New metric shows COVID-19 reduced lifespan significantly
COVID-19 reduced lifespan by up to 9 years in parts of the United States, per a new “mean unfulfilled lifespan” (MUL) metric, according to a study published yesterday in PLOS One.
The MUL is a new indicator of the impact of mortality shocks, such as the novel coronavirus or other natural disaster, on peoples’ lifespan.
In contrast to period life expectancy at birth (PLEB), the MUL is the difference between the average age at death for those who died in a given timeframe, and the average age these individuals would have been expected to reach, if there had not been a temporary shock to mortality rates, according to a Public Library of Science news release emailed to journalists.
Using the metric, the authors determined that the MUL for COVID-19 peaked during 7-day rolling average in 2020 at 6.43 years in Lombardy, Italy; at 8.91 years in New Jersey; and at 6.24 years in Mexico City.
“Mortality conditions are always changing, but when these changes are relatively steady, changes in PLEB remain interpretable as changes in individual longevity,” the authors wrote. “When declines in PLEB are induced by a relatively rapid and likely temporary increase in mortality, such as currently experienced with the COVID-19 pandemic, however, they become hardly interpretable as indicators of changes in the individual lifespan.”
The MUL, the authors said, will be a useful tool for COVID-19 and other pandemics in the future.
Jul 27 PLOS One study
Study: 40% still had COVID symptoms 1 to 6 months after hospital release
Forty percent of 290 COVID-19 survivors completing an Emory University survey 1 to 6 months after release from the hospital reported lingering symptoms such as fatigue, shortness of breath on exertion, and “mental fog.”
The study, published yesterday in Open Forum Infectious Diseases, involved an emailed survey about persistent COVID-19 symptoms, acute illness severity, and quality of life to better quantify and characterize “long COVID.”
Of the 209 patients, 39.7% said they still had symptoms, including fatigue (20.3%), shortness of breath on exertion (14.1%), mental fog (13.5%), and loss of smell (11.9%).
Common symptoms tied to reports of worse physical health included weakness, fatigue, muscle pain, depression, and mental fog. For those reporting that emotional issues were limiting their daily activities, the most common symptoms were irritability, depression, back pain, anxiety, and ear fullness.
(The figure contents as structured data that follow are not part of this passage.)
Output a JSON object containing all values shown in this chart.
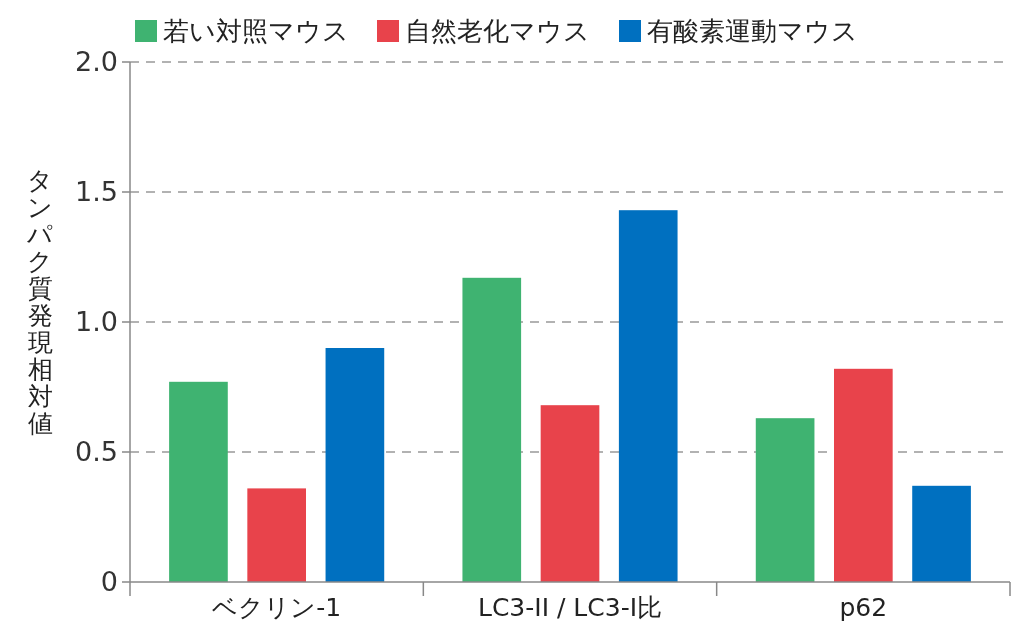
{
  "chart_data": {
    "type": "bar",
    "ylabel": "タンパク質発現相対値",
    "categories": [
      "ベクリン-1",
      "LC3-II / LC3-I比",
      "p62"
    ],
    "series": [
      {
        "name": "若い対照マウス",
        "color": "#3fb371",
        "values": [
          0.77,
          1.17,
          0.63
        ]
      },
      {
        "name": "自然老化マウス",
        "color": "#e8434b",
        "values": [
          0.36,
          0.68,
          0.82
        ]
      },
      {
        "name": "有酸素運動マウス",
        "color": "#0070c0",
        "values": [
          0.9,
          1.43,
          0.37
        ]
      }
    ],
    "ylim": [
      0,
      2
    ],
    "yticks": [
      0,
      0.5,
      {
        "value": 1,
        "label": "1.0"
      },
      1.5,
      {
        "value": 2,
        "label": "2.0"
      }
    ],
    "grid": "y",
    "legend": "top"
  }
}
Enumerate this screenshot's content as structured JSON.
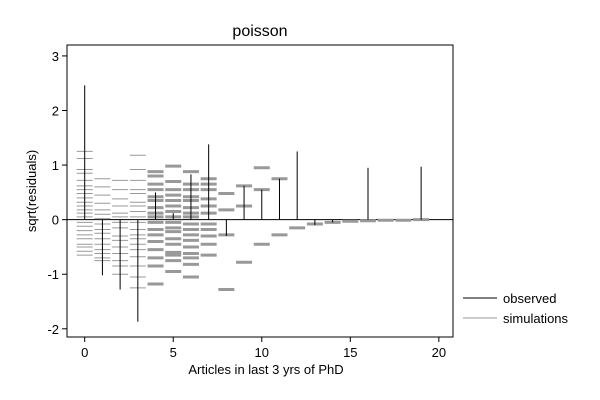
{
  "chart_data": {
    "type": "residual-spike-plot",
    "title": "poisson",
    "xlabel": "Articles in last 3 yrs of PhD",
    "ylabel": "sqrt(residuals)",
    "xlim": [
      -1,
      20.8
    ],
    "ylim": [
      -2.15,
      3.2
    ],
    "xticks": [
      0,
      5,
      10,
      15,
      20
    ],
    "yticks": [
      -2,
      -1,
      0,
      1,
      2,
      3
    ],
    "grid": false,
    "legend_position": "right",
    "colors": {
      "observed": "#000000",
      "simulations": "#999999",
      "axis": "#000000"
    },
    "series": [
      {
        "name": "observed",
        "type": "spike",
        "x": [
          0,
          1,
          2,
          3,
          4,
          5,
          6,
          7,
          8,
          9,
          10,
          11,
          12,
          13,
          14,
          16,
          19
        ],
        "y": [
          2.46,
          -1.02,
          -1.28,
          -1.87,
          0.5,
          0.12,
          0.83,
          1.38,
          -0.3,
          0.62,
          0.55,
          0.75,
          1.25,
          -0.1,
          -0.05,
          0.95,
          0.97
        ]
      },
      {
        "name": "simulations",
        "type": "ticks",
        "points": [
          [
            0,
            [
              1.25,
              1.12,
              0.92,
              0.85,
              0.72,
              0.62,
              0.55,
              0.48,
              0.4,
              0.32,
              0.25,
              0.18,
              0.12,
              0.05,
              -0.05,
              -0.12,
              -0.2,
              -0.28,
              -0.35,
              -0.45,
              -0.5,
              -0.58,
              -0.65
            ]
          ],
          [
            1,
            [
              0.75,
              0.6,
              0.45,
              0.3,
              0.18,
              0.1,
              0.02,
              -0.08,
              -0.18,
              -0.25,
              -0.35,
              -0.45,
              -0.55,
              -0.62,
              -0.7,
              -0.75
            ]
          ],
          [
            2,
            [
              0.72,
              0.55,
              0.38,
              0.25,
              0.12,
              0.05,
              -0.05,
              -0.15,
              -0.3,
              -0.38,
              -0.5,
              -0.62,
              -0.75,
              -0.85,
              -1.0
            ]
          ],
          [
            3,
            [
              1.18,
              0.92,
              0.72,
              0.55,
              0.48,
              0.32,
              0.25,
              0.15,
              0.05,
              -0.05,
              -0.18,
              -0.28,
              -0.35,
              -0.45,
              -0.55,
              -0.68,
              -0.85,
              -1.05,
              -1.25
            ]
          ],
          [
            4,
            [
              0.88,
              0.8,
              0.65,
              0.55,
              0.42,
              0.35,
              0.22,
              0.12,
              0.05,
              -0.05,
              -0.18,
              -0.28,
              -0.4,
              -0.55,
              -0.7,
              -0.85,
              -1.18
            ]
          ],
          [
            5,
            [
              0.98,
              0.7,
              0.55,
              0.45,
              0.35,
              0.25,
              0.15,
              0.05,
              -0.05,
              -0.15,
              -0.22,
              -0.35,
              -0.45,
              -0.6,
              -0.65,
              -0.75,
              -0.95
            ]
          ],
          [
            6,
            [
              0.88,
              0.65,
              0.55,
              0.42,
              0.35,
              0.22,
              0.12,
              0.05,
              -0.08,
              -0.18,
              -0.28,
              -0.38,
              -0.5,
              -0.62,
              -0.7,
              -0.82,
              -1.05
            ]
          ],
          [
            7,
            [
              0.75,
              0.65,
              0.55,
              0.38,
              0.25,
              0.12,
              -0.08,
              -0.18,
              -0.3,
              -0.45,
              -0.65
            ]
          ],
          [
            8,
            [
              0.48,
              0.18,
              -0.28,
              -1.28
            ]
          ],
          [
            9,
            [
              0.62,
              0.25,
              -0.78
            ]
          ],
          [
            10,
            [
              0.95,
              0.55,
              -0.45
            ]
          ],
          [
            11,
            [
              0.75,
              -0.28
            ]
          ],
          [
            12,
            [
              -0.15
            ]
          ],
          [
            13,
            [
              -0.08
            ]
          ],
          [
            14,
            [
              -0.05
            ]
          ],
          [
            15,
            [
              -0.03
            ]
          ],
          [
            16,
            [
              -0.02
            ]
          ],
          [
            17,
            [
              -0.01
            ]
          ],
          [
            18,
            [
              -0.01
            ]
          ],
          [
            19,
            [
              0.0
            ]
          ]
        ]
      }
    ]
  }
}
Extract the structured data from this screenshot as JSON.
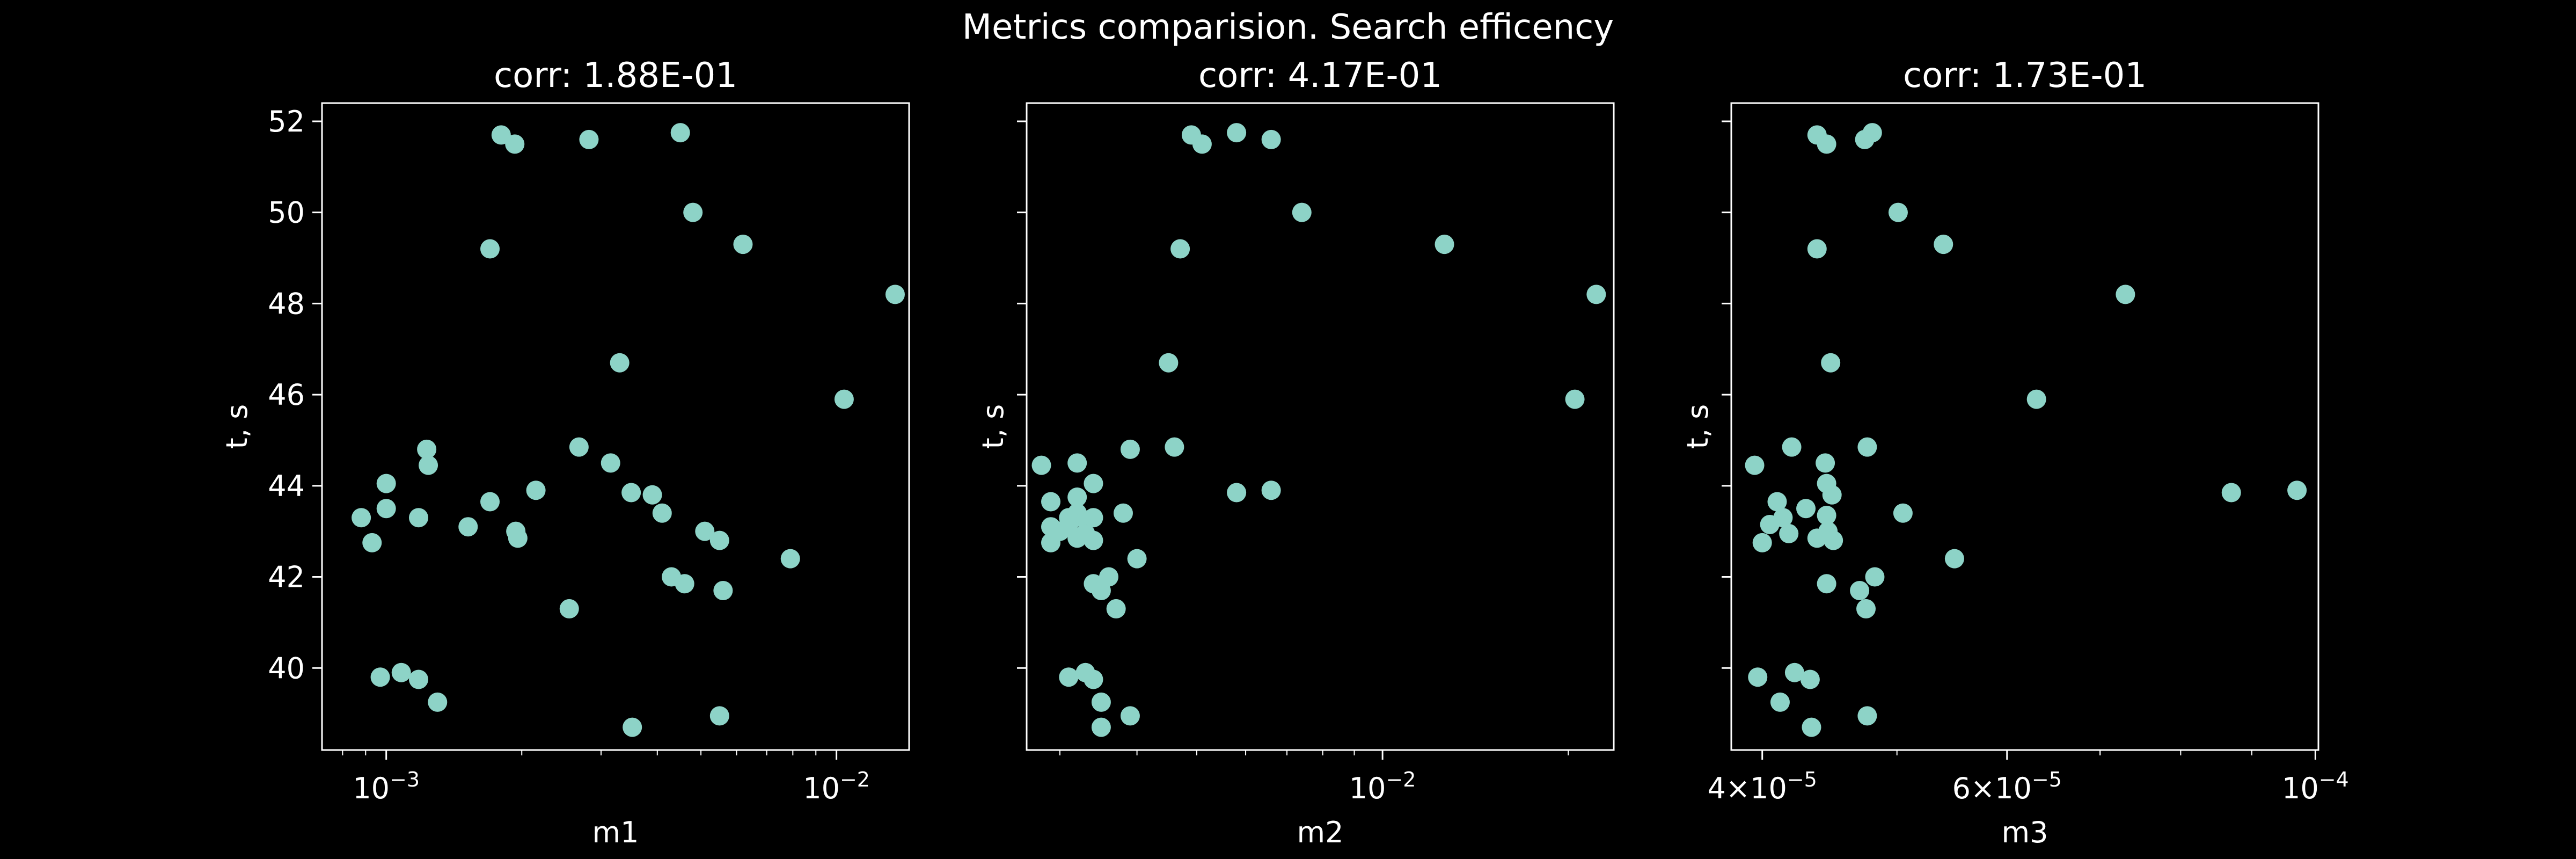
{
  "figure": {
    "title": "Metrics comparision. Search efficency",
    "background": "#000000",
    "foreground": "#ffffff",
    "marker_color": "#8dd3c7"
  },
  "chart_data": [
    {
      "type": "scatter",
      "title": "corr: 1.88E-01",
      "xlabel": "m1",
      "ylabel": "t, s",
      "xscale": "log",
      "xlim": [
        0.00072,
        0.0145
      ],
      "ylim": [
        38.2,
        52.4
      ],
      "xticks": [
        {
          "value": 0.001,
          "label": "10^-3"
        },
        {
          "value": 0.01,
          "label": "10^-2"
        }
      ],
      "yticks": [
        40,
        42,
        44,
        46,
        48,
        50,
        52
      ],
      "show_ytick_labels": true,
      "grid": false,
      "points": [
        [
          0.00088,
          43.3
        ],
        [
          0.00093,
          42.75
        ],
        [
          0.00097,
          39.8
        ],
        [
          0.001,
          44.05
        ],
        [
          0.001,
          43.5
        ],
        [
          0.00108,
          39.9
        ],
        [
          0.00118,
          43.3
        ],
        [
          0.00118,
          39.75
        ],
        [
          0.00123,
          44.8
        ],
        [
          0.00124,
          44.45
        ],
        [
          0.0013,
          39.25
        ],
        [
          0.00152,
          43.1
        ],
        [
          0.0017,
          49.2
        ],
        [
          0.0017,
          43.65
        ],
        [
          0.0018,
          51.7
        ],
        [
          0.00193,
          51.5
        ],
        [
          0.00194,
          43.0
        ],
        [
          0.00196,
          42.85
        ],
        [
          0.00215,
          43.9
        ],
        [
          0.00255,
          41.3
        ],
        [
          0.00268,
          44.85
        ],
        [
          0.00282,
          51.6
        ],
        [
          0.00315,
          44.5
        ],
        [
          0.0033,
          46.7
        ],
        [
          0.0035,
          43.85
        ],
        [
          0.00352,
          38.7
        ],
        [
          0.0039,
          43.8
        ],
        [
          0.0041,
          43.4
        ],
        [
          0.0043,
          42.0
        ],
        [
          0.0045,
          51.75
        ],
        [
          0.0046,
          41.85
        ],
        [
          0.0048,
          50.0
        ],
        [
          0.0051,
          43.0
        ],
        [
          0.0055,
          42.8
        ],
        [
          0.0055,
          38.95
        ],
        [
          0.0056,
          41.7
        ],
        [
          0.0062,
          49.3
        ],
        [
          0.0079,
          42.4
        ],
        [
          0.0104,
          45.9
        ],
        [
          0.0135,
          48.2
        ]
      ]
    },
    {
      "type": "scatter",
      "title": "corr: 4.17E-01",
      "xlabel": "m2",
      "ylabel": "t, s",
      "xscale": "log",
      "xlim": [
        0.00265,
        0.0237
      ],
      "ylim": [
        38.2,
        52.4
      ],
      "xticks": [
        {
          "value": 0.01,
          "label": "10^-2"
        }
      ],
      "yticks": [
        40,
        42,
        44,
        46,
        48,
        50,
        52
      ],
      "show_ytick_labels": false,
      "grid": false,
      "points": [
        [
          0.0028,
          44.45
        ],
        [
          0.0029,
          43.65
        ],
        [
          0.0029,
          43.1
        ],
        [
          0.0029,
          42.75
        ],
        [
          0.003,
          43.0
        ],
        [
          0.0031,
          43.3
        ],
        [
          0.0031,
          43.15
        ],
        [
          0.0031,
          39.8
        ],
        [
          0.0032,
          44.5
        ],
        [
          0.0032,
          43.75
        ],
        [
          0.0032,
          43.4
        ],
        [
          0.0032,
          42.85
        ],
        [
          0.0033,
          39.9
        ],
        [
          0.0033,
          43.25
        ],
        [
          0.0033,
          42.95
        ],
        [
          0.0034,
          44.05
        ],
        [
          0.0034,
          43.3
        ],
        [
          0.0034,
          42.8
        ],
        [
          0.0034,
          41.85
        ],
        [
          0.0034,
          39.75
        ],
        [
          0.0035,
          39.25
        ],
        [
          0.0035,
          38.7
        ],
        [
          0.0035,
          41.7
        ],
        [
          0.0036,
          42.0
        ],
        [
          0.0037,
          41.3
        ],
        [
          0.0038,
          43.4
        ],
        [
          0.0039,
          44.8
        ],
        [
          0.0039,
          38.95
        ],
        [
          0.004,
          42.4
        ],
        [
          0.0045,
          46.7
        ],
        [
          0.0046,
          44.85
        ],
        [
          0.0047,
          49.2
        ],
        [
          0.0049,
          51.7
        ],
        [
          0.0051,
          51.5
        ],
        [
          0.0058,
          51.75
        ],
        [
          0.0058,
          43.85
        ],
        [
          0.0066,
          51.6
        ],
        [
          0.0066,
          43.9
        ],
        [
          0.0074,
          50.0
        ],
        [
          0.0126,
          49.3
        ],
        [
          0.0205,
          45.9
        ],
        [
          0.0222,
          48.2
        ]
      ]
    },
    {
      "type": "scatter",
      "title": "corr: 1.73E-01",
      "xlabel": "m3",
      "ylabel": "t, s",
      "xscale": "log",
      "xlim": [
        3.8e-05,
        0.0001005
      ],
      "ylim": [
        38.2,
        52.4
      ],
      "xticks": [
        {
          "value": 4e-05,
          "label": "4×10^-5"
        },
        {
          "value": 6e-05,
          "label": "6×10^-5"
        },
        {
          "value": 0.0001,
          "label": "10^-4"
        }
      ],
      "minor_xticks": [
        5e-05,
        7e-05,
        8e-05,
        9e-05
      ],
      "yticks": [
        40,
        42,
        44,
        46,
        48,
        50,
        52
      ],
      "show_ytick_labels": false,
      "grid": false,
      "points": [
        [
          3.95e-05,
          44.45
        ],
        [
          3.97e-05,
          39.8
        ],
        [
          4e-05,
          42.75
        ],
        [
          4.05e-05,
          43.15
        ],
        [
          4.1e-05,
          43.65
        ],
        [
          4.12e-05,
          39.25
        ],
        [
          4.14e-05,
          43.3
        ],
        [
          4.18e-05,
          42.95
        ],
        [
          4.2e-05,
          44.85
        ],
        [
          4.22e-05,
          39.9
        ],
        [
          4.3e-05,
          43.5
        ],
        [
          4.33e-05,
          39.75
        ],
        [
          4.34e-05,
          38.7
        ],
        [
          4.38e-05,
          51.7
        ],
        [
          4.38e-05,
          49.2
        ],
        [
          4.38e-05,
          42.85
        ],
        [
          4.44e-05,
          44.5
        ],
        [
          4.45e-05,
          51.5
        ],
        [
          4.45e-05,
          44.05
        ],
        [
          4.45e-05,
          43.35
        ],
        [
          4.45e-05,
          41.85
        ],
        [
          4.46e-05,
          43.0
        ],
        [
          4.48e-05,
          46.7
        ],
        [
          4.49e-05,
          43.8
        ],
        [
          4.5e-05,
          42.8
        ],
        [
          4.7e-05,
          41.7
        ],
        [
          4.74e-05,
          51.6
        ],
        [
          4.75e-05,
          41.3
        ],
        [
          4.76e-05,
          44.85
        ],
        [
          4.76e-05,
          38.95
        ],
        [
          4.8e-05,
          51.75
        ],
        [
          4.82e-05,
          42.0
        ],
        [
          5.01e-05,
          50.0
        ],
        [
          5.05e-05,
          43.4
        ],
        [
          5.4e-05,
          49.3
        ],
        [
          5.5e-05,
          42.4
        ],
        [
          6.3e-05,
          45.9
        ],
        [
          7.3e-05,
          48.2
        ],
        [
          8.7e-05,
          43.85
        ],
        [
          9.7e-05,
          43.9
        ]
      ]
    }
  ]
}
Proportion of patients with lingering symptoms wasn’t associated with time since acute illness (fewer than 90 days, 37.2% vs more than 90 days, 40.4%). Predictors of long-term symptoms included provider-reported moderate or severe illness (adjusted odds ratio [aOR], 3.24), female sex (aOR, 1.99), greater length of time since acute illness (aOR, 2.24), and middle age (aOR, 2.08). More than half of respondents said they had sought or planned to seek medical attention for their symptoms.
“Symptoms following acute COVID-19 are common and may be predicted by factors during the acute phase of illness,” the study authors wrote. “Fatigue and neuropsychiatric symptoms figured prominently. Select symptoms seem to be particularly associated with perceptions of physical health following COVID-19 and warrant specific attention on future studies.”
The researchers called for future research into the risk factors, mechanisms, duration, and subtypes of long COVID.